Following Up After an Interview
The follow-up phase determines whether you stay top of mind or fade into the pile. A thoughtful follow-up within 24 hours, a calibrated check-in at one week, and knowing when to move on cover the full lifecycle from interview to decision.
The 24-hour thank-you email
Send within 24 hours. Not 48. Not tomorrow. Today if possible. Keep it under 200 words. Reference something specific you discussed (not generic). Add one new thought they did not have before: an insight, a relevant experience you did not fully articulate, or a connection between something they said and something in your background. End with continued interest and an offer to provide additional information. If you interviewed with multiple people, send individual emails to each person.
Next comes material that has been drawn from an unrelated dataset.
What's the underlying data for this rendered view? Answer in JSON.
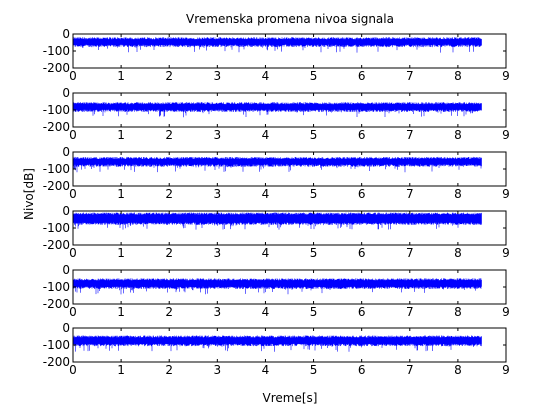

Personalize each one with something specific to that conversation. Group emails register as lazy.
The subject line should be simple: "Thank You - [Your Name] for [Role]." Do not get creative here.
The 1-week follow-up
If they said they would decide in 7 to 10 days and you have not heard back, send a brief check-in. Two to three sentences: you are following up on the role, you remain interested, and you are happy to provide any additional information. The tone is helpful, not impatient. You are offering value, not demanding updates. Keep the subject line as a reply to your previous thank-you thread so the context is immediate.
The 2-week follow-up
A slightly more direct check-in is appropriate here. Restate your interest. Ask a direct question: "Could you give me a sense of your timeline? That would help me plan accordingly on my end." The phrase "help me plan accordingly" implies you may have other options without stating it explicitly. Direct questions are easier to respond to than open-ended ones. This is your last proactive follow-up before shifting strategy.
When you hear nothing
By three weeks, silence carries information. Your options: assume rejection and redirect your energy to other companies. Send a final message: "I have not heard back and I understand priorities shift. If the situation changes and you would like to revisit the conversation, I would welcome that." Then move on. If you receive another offer, that creates genuine urgency: "I have received another offer and need to respond by [date]. Has your timeline shifted on the [role] position?" This is the strongest follow-up you can send because the leverage is real.
Do not send more than three follow-ups total. After three, silence is their answer. Protect your time and apply elsewhere.
Following up after rejection
Two approaches. Ask for feedback: "If you have any feedback on areas I could strengthen for future interviews, I would appreciate it." This sometimes yields useful information, though many companies will not share specifics. Or express interest in staying connected: "I am impressed by [specific thing about the company]. Could we stay in touch on LinkedIn?" Then actually stay in touch. Engage with their content occasionally. Reach back out in 12 months. Many rejections become offers later when they hire again for a different role, budget opens, or someone leaves. Connect on LinkedIn after the process concludes, not during active evaluation.
Key Takeaways
- Send a thank-you email within 24 hours. Reference something specific and add one new thought.
- Follow up at 1 week and 2 weeks if you have not heard back. Keep it brief and direct.
- After 3 weeks of silence, send a final note and move on. Three follow-ups is the maximum.
- A competing offer is the strongest follow-up you can send. Real leverage works.
- After rejection, stay connected on LinkedIn. Rejections become offers more often than people expect.